Poi affronta quel monumentum visionario e profetico che sono i 24 Preludi op. 28, «rovine e penne d’aquila, il tutto disposto selvaggiamente alla rinfusa» secondo la celeberrima definizione dettata da Schumann. La Mun rivela una complessiva ottima tenuta (anche psicologica) e una sua visione corretta e già ben individuata dell’intera raccolta, con alcuni apici, quanto ad emozione: è il caso del n. 15 (notissimo in re bemolle maggiore) entro il quale riesce a regalare un cantabile di fascinosa timbratura nella parte iniziale per poi costruire con abilità il poderoso climax della zona mediana. Coglie bene il senso aforistico di molti di questi Preludi, spesso brevissimi e lancinanti. E allora la vaporosa leggerezza del primo, la cupa tetraggine simbolista del secondo (ma l’avremmo voluto un po’ più alonato, con un suono più ‘pre-impressionista’), bene le screziature capricciose del terzo; niente smancerie e un delizioso cantabile nel quarto e il giusto spirito salottiero e leggiadro nel quinto; forse nel sesto con quella melodia di violoncello alla sinistra si sarebbe potuto giocare maggiormente quanto a timbratura, e così pure il settimo (una smagata Mazurka di dimensioni brevissime): la Mun lo prende fin troppo sul serio. Per contro restituisce tutta la poesia dovuta alle suggestive macchie di colore del n. 8, la densità armonica del nono, la scioltezza del decimo e la delicata leggerezza del successivo. Qua e là qualcosa non convince: per dire, nel n. 12 deve conquistare in termini di pathos, e quel senso dell’affannoso incalzare che per ora resta solo preconizzato, in fieri e del tutto in nuce; anche nel n. 13 desta minime perplessità e si vorrebbe più gioco di pedale, ma sono piccole cose a fronte di momenti assai emozionanti come ad esempio il carattere fantasmatico del n. 14 e il tono già quasi schumanniano del successivo che la Mun focalizza al meglio. Sfodera un virtuosismo misurato ma efficace nel n. 18, giganteggia nel n. 20, introspettivo e tetro, come di corale, giù giù sino all’ultimo del quale mette a punto il carattere visionario, incandescente e profetico per l’appunto.

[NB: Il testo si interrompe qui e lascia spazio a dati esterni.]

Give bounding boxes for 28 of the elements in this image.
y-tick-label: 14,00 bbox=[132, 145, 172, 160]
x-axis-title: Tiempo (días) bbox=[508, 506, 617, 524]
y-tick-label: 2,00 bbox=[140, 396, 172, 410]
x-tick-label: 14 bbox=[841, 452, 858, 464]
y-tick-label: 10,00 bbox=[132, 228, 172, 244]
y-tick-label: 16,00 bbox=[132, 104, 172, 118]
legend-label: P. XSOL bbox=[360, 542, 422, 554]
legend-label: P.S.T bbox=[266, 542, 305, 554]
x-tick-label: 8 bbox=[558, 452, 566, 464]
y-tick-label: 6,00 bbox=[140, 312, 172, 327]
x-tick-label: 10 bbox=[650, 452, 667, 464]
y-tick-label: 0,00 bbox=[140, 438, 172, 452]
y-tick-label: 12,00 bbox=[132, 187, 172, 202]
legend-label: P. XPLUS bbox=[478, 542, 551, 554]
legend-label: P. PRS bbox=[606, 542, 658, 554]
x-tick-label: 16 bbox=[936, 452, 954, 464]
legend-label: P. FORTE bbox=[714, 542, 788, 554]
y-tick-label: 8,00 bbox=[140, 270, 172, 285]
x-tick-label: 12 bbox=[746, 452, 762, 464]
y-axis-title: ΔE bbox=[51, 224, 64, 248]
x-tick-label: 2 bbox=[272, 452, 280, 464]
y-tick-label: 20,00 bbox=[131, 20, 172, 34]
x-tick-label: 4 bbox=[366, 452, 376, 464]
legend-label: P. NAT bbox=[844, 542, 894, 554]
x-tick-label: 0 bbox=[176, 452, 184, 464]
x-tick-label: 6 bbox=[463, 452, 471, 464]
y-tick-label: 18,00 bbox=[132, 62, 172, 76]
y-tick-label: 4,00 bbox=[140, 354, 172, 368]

Gli applausi fioccano protratti e tutti hanno compreso di trovarsi dinanzi a un talento naturale di notevole spessore, soprattutto per le qualità musicali e la naturalezza, ma anche l’interiorità con cui suona: specie se paragonata, merita ribadirlo, con le frivole e superficiali interpretazioni di tanti pianisti che oggi vincono i concorsi puntando solo sul virtuosismo atletico e abbacinante, senza una vera sostanza; qui al contrario la sostanza musicale c’è e negli anni la maturazione e l’evoluzione non potranno che essere di segno positivo.

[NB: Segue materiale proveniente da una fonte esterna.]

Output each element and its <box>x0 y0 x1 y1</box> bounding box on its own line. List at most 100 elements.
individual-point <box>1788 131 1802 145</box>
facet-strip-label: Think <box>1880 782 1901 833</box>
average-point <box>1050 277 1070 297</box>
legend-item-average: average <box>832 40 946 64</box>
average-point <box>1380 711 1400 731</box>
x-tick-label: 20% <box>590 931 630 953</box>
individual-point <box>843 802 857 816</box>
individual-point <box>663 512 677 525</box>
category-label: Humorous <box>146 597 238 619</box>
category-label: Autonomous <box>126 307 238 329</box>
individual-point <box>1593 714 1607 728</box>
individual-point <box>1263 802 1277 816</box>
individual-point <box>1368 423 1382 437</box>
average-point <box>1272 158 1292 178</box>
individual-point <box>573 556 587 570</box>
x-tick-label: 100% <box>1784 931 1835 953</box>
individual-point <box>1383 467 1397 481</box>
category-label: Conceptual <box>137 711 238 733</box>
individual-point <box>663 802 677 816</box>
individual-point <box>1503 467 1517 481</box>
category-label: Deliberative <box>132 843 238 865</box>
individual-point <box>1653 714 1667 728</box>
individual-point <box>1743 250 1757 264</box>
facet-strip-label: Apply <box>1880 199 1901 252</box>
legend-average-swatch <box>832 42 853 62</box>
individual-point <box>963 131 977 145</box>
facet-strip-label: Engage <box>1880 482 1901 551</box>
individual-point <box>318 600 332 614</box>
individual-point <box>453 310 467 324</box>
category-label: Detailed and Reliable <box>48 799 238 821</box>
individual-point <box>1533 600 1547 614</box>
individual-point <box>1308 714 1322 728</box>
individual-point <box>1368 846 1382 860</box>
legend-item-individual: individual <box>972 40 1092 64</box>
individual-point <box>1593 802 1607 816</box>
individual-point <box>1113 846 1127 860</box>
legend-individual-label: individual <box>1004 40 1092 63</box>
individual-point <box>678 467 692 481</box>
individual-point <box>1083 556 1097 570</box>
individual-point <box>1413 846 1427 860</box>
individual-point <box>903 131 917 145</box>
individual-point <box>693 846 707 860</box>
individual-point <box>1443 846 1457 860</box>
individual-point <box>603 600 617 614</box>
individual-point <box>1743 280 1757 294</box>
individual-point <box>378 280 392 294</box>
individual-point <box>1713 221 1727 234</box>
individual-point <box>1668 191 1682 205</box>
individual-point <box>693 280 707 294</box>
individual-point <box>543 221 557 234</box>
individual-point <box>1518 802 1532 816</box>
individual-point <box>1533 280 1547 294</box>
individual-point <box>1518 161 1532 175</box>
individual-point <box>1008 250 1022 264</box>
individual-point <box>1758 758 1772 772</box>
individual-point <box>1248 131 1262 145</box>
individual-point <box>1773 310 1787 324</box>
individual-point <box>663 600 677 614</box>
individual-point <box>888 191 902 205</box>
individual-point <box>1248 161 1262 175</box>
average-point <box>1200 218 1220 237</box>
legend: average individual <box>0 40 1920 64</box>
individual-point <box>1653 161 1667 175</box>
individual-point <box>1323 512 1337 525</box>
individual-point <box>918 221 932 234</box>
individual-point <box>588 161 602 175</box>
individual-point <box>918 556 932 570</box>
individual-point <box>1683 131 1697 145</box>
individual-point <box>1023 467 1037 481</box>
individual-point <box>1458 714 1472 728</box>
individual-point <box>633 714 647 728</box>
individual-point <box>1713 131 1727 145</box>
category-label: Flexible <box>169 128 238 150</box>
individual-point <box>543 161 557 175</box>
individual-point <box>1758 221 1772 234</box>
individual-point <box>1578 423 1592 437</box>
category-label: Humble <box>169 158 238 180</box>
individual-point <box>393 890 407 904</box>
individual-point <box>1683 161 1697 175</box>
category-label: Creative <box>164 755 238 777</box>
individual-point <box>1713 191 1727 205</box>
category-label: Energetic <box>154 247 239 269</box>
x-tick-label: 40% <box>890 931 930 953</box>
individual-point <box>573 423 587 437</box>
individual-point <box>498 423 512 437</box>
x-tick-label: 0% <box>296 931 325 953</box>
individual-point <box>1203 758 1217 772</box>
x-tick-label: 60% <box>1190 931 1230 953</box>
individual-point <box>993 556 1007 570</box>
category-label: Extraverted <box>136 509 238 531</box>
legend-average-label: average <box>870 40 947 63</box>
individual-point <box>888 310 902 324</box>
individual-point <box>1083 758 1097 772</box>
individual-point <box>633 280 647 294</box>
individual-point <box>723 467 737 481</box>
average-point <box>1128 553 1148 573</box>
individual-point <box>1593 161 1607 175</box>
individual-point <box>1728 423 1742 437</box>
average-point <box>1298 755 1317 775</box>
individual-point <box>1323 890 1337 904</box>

La Mun si conferma una pianista di classe anche nel primo fuori programma, la Barcarola op. 60 che un giorno, forse, suonerà con qualche abbandono in più e con maggior eccitazione e soprattutto più attenzione ai sublimi collegamenti enarmonici… ma sono disquisizioni tecniche ed annotazioni fin troppo ipercritiche. In chiusura di serata regala un secondo bis, e si tratta di Widmung di Schumann nella iridescente trascrizione lisztiana.